Rosalind was asked to join a research group by John Randall. She had been asked to set up a laboratory to study DNA fibres using X-ray crystallography, where atoms can be precisely mapped by looking at the image of the crystal under an X-ray beam. She had the entire responsibility for determining the structure of DNA. Franklin was able to apply her knowledge of physical chemistry and as a result, she made thinner fibers in order to produce more exact and easier to interpret X-ray patterns.

She discovered A and B forms of DNA, but concentrated on A as it showed more X-ray spots. This form does not show the helical structure as well as form B, which she originally thought of as a ladder with bonds between the bases of the rungs. She did record in her laboratory notebook on the 24th February 1953 that she had revised her thinking to that of a three dimensional helix.

Twenty five years after the fact, the first clear recitation of Franklin’s contribution appeared. The Double Helix, although it was buried under allegations that Franklin did not know how to interpret her own data but her own publication in the same issue of Nature was the first publication of this more clarified X-ray image of DNA. The Double Helix inspired several people to investigate DNA history and Franklin’s contribution but the path to the Double Helix supplied information about original source materials for those that followed. After finishing her portion of the DNA work, Franklin led pioneering work on the tobacco mosaic and polio viruses.

Rosalind Franklin’s critical contributions to the Crick and Watson model was – Franklin’s lecture at the seminar in 1951, where she presented the two forms of the molecule, type A and type B, and her position whereby the phosphate units are located in the external part of the molecule. and she specified the amount of water to be found in the molecule in accordance with other parts of it, data that has considerable importance in terms of the stability of the molecule. Franklin was the first to discover and formulate these facts, which in fact constituted the basis for all later attempts to build a model of the molecule.

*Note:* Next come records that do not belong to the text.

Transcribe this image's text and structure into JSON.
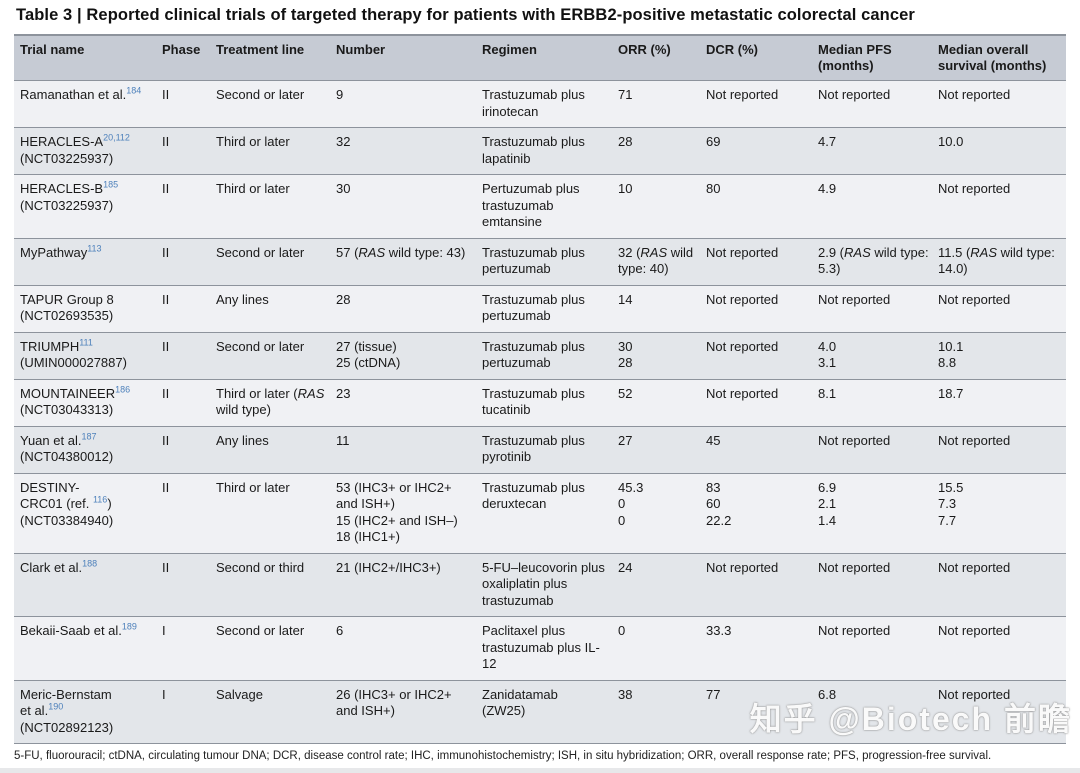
{
  "page": {
    "title": "Table 3 | Reported clinical trials of targeted therapy for patients with ERBB2-positive metastatic colorectal cancer",
    "footnote": "5-FU, fluorouracil; ctDNA, circulating tumour DNA; DCR, disease control rate; IHC, immunohistochemistry; ISH, in situ hybridization; ORR, overall response rate; PFS, progression-free survival.",
    "watermark": "知乎 @Biotech 前瞻"
  },
  "colors": {
    "header_bg": "#c6cbd4",
    "row_light": "#f0f1f4",
    "row_dark": "#e3e6ea",
    "rule": "#8d939c",
    "text": "#1a1a1a",
    "sup_blue": "#4e81bb",
    "page_bg": "#ffffff"
  },
  "italic_terms": [
    "RAS"
  ],
  "table": {
    "columns": [
      "Trial name",
      "Phase",
      "Treatment line",
      "Number",
      "Regimen",
      "ORR (%)",
      "DCR (%)",
      "Median PFS (months)",
      "Median overall survival (months)"
    ],
    "rows": [
      {
        "trial_pre": "Ramanathan et al.",
        "trial_sup": "184",
        "trial_post": "",
        "phase": "II",
        "line": "Second or later",
        "number": "9",
        "regimen": "Trastuzumab plus irinotecan",
        "orr": "71",
        "dcr": "Not reported",
        "pfs": "Not reported",
        "os": "Not reported"
      },
      {
        "trial_pre": "HERACLES-A",
        "trial_sup": "20,112",
        "trial_post": "\n(NCT03225937)",
        "phase": "II",
        "line": "Third or later",
        "number": "32",
        "regimen": "Trastuzumab plus lapatinib",
        "orr": "28",
        "dcr": "69",
        "pfs": "4.7",
        "os": "10.0"
      },
      {
        "trial_pre": "HERACLES-B",
        "trial_sup": "185",
        "trial_post": "\n(NCT03225937)",
        "phase": "II",
        "line": "Third or later",
        "number": "30",
        "regimen": "Pertuzumab plus trastuzumab emtansine",
        "orr": "10",
        "dcr": "80",
        "pfs": "4.9",
        "os": "Not reported"
      },
      {
        "trial_pre": "MyPathway",
        "trial_sup": "113",
        "trial_post": "",
        "phase": "II",
        "line": "Second or later",
        "number": "57 (RAS wild type: 43)",
        "regimen": "Trastuzumab plus pertuzumab",
        "orr": "32 (RAS wild type: 40)",
        "dcr": "Not reported",
        "pfs": "2.9 (RAS wild type: 5.3)",
        "os": "11.5 (RAS wild type: 14.0)"
      },
      {
        "trial_pre": "TAPUR Group 8\n(NCT02693535)",
        "trial_sup": "",
        "trial_post": "",
        "phase": "II",
        "line": "Any lines",
        "number": "28",
        "regimen": "Trastuzumab plus pertuzumab",
        "orr": "14",
        "dcr": "Not reported",
        "pfs": "Not reported",
        "os": "Not reported"
      },
      {
        "trial_pre": "TRIUMPH",
        "trial_sup": "111",
        "trial_post": "\n(UMIN000027887)",
        "phase": "II",
        "line": "Second or later",
        "number": "27 (tissue)\n25 (ctDNA)",
        "regimen": "Trastuzumab plus pertuzumab",
        "orr": "30\n28",
        "dcr": "Not reported",
        "pfs": "4.0\n3.1",
        "os": "10.1\n8.8"
      },
      {
        "trial_pre": "MOUNTAINEER",
        "trial_sup": "186",
        "trial_post": "\n(NCT03043313)",
        "phase": "II",
        "line": "Third or later (RAS wild type)",
        "number": "23",
        "regimen": "Trastuzumab plus tucatinib",
        "orr": "52",
        "dcr": "Not reported",
        "pfs": "8.1",
        "os": "18.7"
      },
      {
        "trial_pre": "Yuan et al.",
        "trial_sup": "187",
        "trial_post": "\n(NCT04380012)",
        "phase": "II",
        "line": "Any lines",
        "number": "11",
        "regimen": "Trastuzumab plus pyrotinib",
        "orr": "27",
        "dcr": "45",
        "pfs": "Not reported",
        "os": "Not reported"
      },
      {
        "trial_pre": "DESTINY-\nCRC01 (ref. ",
        "trial_sup": "116",
        "trial_post": ")\n(NCT03384940)",
        "phase": "II",
        "line": "Third or later",
        "number": "53 (IHC3+ or IHC2+ and ISH+)\n15 (IHC2+ and ISH–)\n18 (IHC1+)",
        "regimen": "Trastuzumab plus deruxtecan",
        "orr": "45.3\n0\n0",
        "dcr": "83\n60\n22.2",
        "pfs": "6.9\n2.1\n1.4",
        "os": "15.5\n7.3\n7.7"
      },
      {
        "trial_pre": "Clark et al.",
        "trial_sup": "188",
        "trial_post": "",
        "phase": "II",
        "line": "Second or third",
        "number": "21 (IHC2+/IHC3+)",
        "regimen": "5-FU–leucovorin plus oxaliplatin plus trastuzumab",
        "orr": "24",
        "dcr": "Not reported",
        "pfs": "Not reported",
        "os": "Not reported"
      },
      {
        "trial_pre": "Bekaii-Saab et al.",
        "trial_sup": "189",
        "trial_post": "",
        "phase": "I",
        "line": "Second or later",
        "number": "6",
        "regimen": "Paclitaxel plus trastuzumab plus IL-12",
        "orr": "0",
        "dcr": "33.3",
        "pfs": "Not reported",
        "os": "Not reported"
      },
      {
        "trial_pre": "Meric-Bernstam\net al.",
        "trial_sup": "190",
        "trial_post": "\n(NCT02892123)",
        "phase": "I",
        "line": "Salvage",
        "number": "26 (IHC3+ or IHC2+ and ISH+)",
        "regimen": "Zanidatamab\n(ZW25)",
        "orr": "38",
        "dcr": "77",
        "pfs": "6.8",
        "os": "Not reported"
      }
    ]
  }
}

The rules of the Nobel Prize forbid posthumous nominations and because Rosalind Franklin had died in 1958 she was not eligible for nomination to the Nobel Prize subsequently awarded to Crick, Watson, and Wilkins. The award was for their body of work on nucleic acids and not exclusively for the discovery of the structure of DNA. By the time of the award Wilkins had been working on the structure of DNA for over 10 years, and had done much to confirm the Watson – Crick Model. Crick had been working on the genetic code at Cambridge and Watson had worked on RNA for some years.

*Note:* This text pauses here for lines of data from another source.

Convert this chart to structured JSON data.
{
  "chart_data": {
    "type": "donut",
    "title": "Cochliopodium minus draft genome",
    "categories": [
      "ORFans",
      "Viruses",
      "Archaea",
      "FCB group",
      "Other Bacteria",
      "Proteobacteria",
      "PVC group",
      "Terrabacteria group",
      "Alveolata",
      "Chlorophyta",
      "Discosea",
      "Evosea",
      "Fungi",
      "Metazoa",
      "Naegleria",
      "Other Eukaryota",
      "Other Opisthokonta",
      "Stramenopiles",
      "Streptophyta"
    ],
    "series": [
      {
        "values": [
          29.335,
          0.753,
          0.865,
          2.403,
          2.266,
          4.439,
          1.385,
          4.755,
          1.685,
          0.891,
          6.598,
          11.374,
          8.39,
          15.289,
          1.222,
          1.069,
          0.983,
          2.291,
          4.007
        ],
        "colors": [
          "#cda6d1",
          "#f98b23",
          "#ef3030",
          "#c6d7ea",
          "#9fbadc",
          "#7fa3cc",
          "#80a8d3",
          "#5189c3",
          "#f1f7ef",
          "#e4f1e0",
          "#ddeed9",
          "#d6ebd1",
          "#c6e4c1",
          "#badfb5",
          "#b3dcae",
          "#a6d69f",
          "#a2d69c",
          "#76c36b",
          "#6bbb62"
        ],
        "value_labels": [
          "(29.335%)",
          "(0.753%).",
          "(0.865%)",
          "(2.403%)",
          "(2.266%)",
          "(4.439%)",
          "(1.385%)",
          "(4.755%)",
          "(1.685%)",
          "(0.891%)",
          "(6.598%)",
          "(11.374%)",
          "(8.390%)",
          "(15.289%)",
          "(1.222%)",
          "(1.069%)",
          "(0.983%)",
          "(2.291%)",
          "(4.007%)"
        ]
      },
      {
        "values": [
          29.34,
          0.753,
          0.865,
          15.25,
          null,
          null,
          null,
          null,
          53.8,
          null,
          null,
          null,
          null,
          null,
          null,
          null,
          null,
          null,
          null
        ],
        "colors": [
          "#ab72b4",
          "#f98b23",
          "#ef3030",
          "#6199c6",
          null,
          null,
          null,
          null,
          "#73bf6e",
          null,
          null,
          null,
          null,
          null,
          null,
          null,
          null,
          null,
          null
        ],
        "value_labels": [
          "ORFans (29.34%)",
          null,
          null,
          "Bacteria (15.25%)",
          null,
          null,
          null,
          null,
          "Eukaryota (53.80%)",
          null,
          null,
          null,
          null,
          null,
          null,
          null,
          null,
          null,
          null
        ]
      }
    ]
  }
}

A debate about the amount of credit due to Franklin continues. What is clear is that she did have a meaningful role in learning the structure of DNA and that she was a scientist of the first rank. Franklin also did important research into the micro-structure and properties of coals and other carbons, and spent the last five years of her career elucidating the structure of plant viruses, notably tobacco mosaic virus. She died at the age of 37 from complications arising from ovarian cancer.